La prigione di Mosul
Il capo dello Stato islamico era presente a una strage di sciiti rimasta nascosta fino a oggi. L’esecuzione di massa a Badoush è stata filmata, ma il video non è mai stato pubblicato come altri.
Roma. Human Rights Watch spiega in un rapporto uscito giovedì che lo Stato islamico ha commesso la sua prima grande esecuzione di massa il 10 giugno, quando ha preso il controllo della prigione di Mosul. Il gruppo di Abu Bakr al Baghdadi ha circondato l’installazione – che si trova a Badoush, circa quindici chilometri a nord-ovest della città – ed è entrato all’interno il 9 giugno, quasi senza combattere perché le guardie carcerarie erano già fuggite nella notte. I detenuti sono stati separati in due gruppi: da una parte i sunniti, dall’altra gli sciiti, i curdi e gli yazidi. Il primo gruppo è stato portato verso la libertà, perché i sunniti appartengono alla stessa professione di fede dei soldati di Baghdadi. Gli altri prigionieri, circa seicento, sono stati trasferiti in una zona desertica poco lontana dal carcere e sono stati trucidati.
Per redarre questo rapporto che esce a quasi sei mesi dai fatti la ong ha intervistato quindici sopravvissuti e ha incrociato le loro testimonianze (sono scampati per una serie fortuita di circostanze, per esempio sono stati creduti morti sul fondo della fossa comune oppure sono scappati in tempo approfittando del caos).
Il Foglio è in grado di integrare questo quadro con informazioni proprie. Nelle prime ore del 9 giugno, all’alba, è stato il capo del gruppo in persona, lo sceicco Abu Bakr al Baghdadi, ad aprire le porte della prigione. Il leader ha un legame con Badoush: uno dei due video in cui appare al Baghdadi lo ritrae con il volto coperto da un passamontagna prima di un attacco proprio in quell’area, quando ancora non era il califfo ma un comandante di medio livello dell’organizzazione. Il video a Badoush risale a un periodo imprecisato tra il 2006 e il 2008 (l’altro video è naturalmente quello di luglio, mentre pronuncia a volto scoperto la khutba, il sermone, nella Grande moschea di Mosul non molto lontana).

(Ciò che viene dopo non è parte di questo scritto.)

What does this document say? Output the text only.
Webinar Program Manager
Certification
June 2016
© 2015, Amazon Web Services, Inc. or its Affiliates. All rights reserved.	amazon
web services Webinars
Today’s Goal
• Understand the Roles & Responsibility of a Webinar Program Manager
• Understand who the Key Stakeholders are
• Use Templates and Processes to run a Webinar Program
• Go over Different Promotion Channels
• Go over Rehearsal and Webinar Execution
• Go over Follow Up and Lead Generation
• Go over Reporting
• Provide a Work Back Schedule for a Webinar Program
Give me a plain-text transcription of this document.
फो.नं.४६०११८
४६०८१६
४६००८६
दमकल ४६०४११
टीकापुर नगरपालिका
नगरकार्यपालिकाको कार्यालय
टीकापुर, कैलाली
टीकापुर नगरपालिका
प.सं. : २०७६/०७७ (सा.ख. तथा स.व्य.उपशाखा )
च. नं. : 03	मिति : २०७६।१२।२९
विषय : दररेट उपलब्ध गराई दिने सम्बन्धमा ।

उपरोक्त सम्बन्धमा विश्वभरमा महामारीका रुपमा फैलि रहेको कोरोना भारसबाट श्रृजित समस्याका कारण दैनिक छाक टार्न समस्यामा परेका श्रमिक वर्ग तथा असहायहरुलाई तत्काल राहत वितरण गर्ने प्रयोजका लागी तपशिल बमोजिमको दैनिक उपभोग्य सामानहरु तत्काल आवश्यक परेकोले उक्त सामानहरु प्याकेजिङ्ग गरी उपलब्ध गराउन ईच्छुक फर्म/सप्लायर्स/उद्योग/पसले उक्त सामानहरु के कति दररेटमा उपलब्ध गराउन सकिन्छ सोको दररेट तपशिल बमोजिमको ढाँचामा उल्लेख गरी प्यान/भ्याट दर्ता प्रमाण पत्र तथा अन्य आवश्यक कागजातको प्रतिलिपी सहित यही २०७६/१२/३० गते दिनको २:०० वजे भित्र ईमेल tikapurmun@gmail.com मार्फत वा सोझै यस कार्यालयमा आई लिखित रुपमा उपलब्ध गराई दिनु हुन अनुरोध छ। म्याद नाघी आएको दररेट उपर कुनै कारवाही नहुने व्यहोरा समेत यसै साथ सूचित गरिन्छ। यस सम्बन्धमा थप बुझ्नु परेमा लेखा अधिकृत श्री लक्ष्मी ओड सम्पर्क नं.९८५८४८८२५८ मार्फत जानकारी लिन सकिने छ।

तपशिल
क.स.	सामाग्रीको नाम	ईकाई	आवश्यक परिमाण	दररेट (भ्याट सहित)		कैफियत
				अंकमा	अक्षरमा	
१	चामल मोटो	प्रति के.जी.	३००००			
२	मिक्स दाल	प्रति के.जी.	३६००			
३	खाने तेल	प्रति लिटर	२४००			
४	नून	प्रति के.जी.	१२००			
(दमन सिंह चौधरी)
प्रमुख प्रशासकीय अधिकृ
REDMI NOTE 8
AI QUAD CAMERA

[**Video_box_2**]I testimoni sentiti da Hrw raccontano anche della presenza di un leader non iracheno trattato con deferenza dai suoi: “Sembrava afghano, a giudicare dal suo accento e dai suoi vestiti”. Minacciava i prigionieri durante la separazione in due gruppi diversi: “Se qualche sciita prova a infilarsi nel gruppo dei sunniti gli taglio la testa con questo pezzo di metallo”, diceva parlando attraverso l’altoparlante di un’automobile della polizia catturata. Il dettaglio è interessante, perché la leadership del gruppo è quasi interamente irachena, a quanto si sa per ora. E’ l’altro grande gruppo del jihad, al Qaida, a contare leader afghani e pachistani nella sua catena di comando. Inoltre i soldati di Baghdadi che hanno trasferito i prigionieri verso il luogo della loro esecuzione ricevevano ordini attraverso walkie talkie di portata ridotta. Oggi non siamo sorpresi dalla possibilità di un’esecuzione di massa, ma in quei giorni di giugno tutto era una novità, anche per lo Stato islamico. Ricevevano ordini dai leader più alti in grado?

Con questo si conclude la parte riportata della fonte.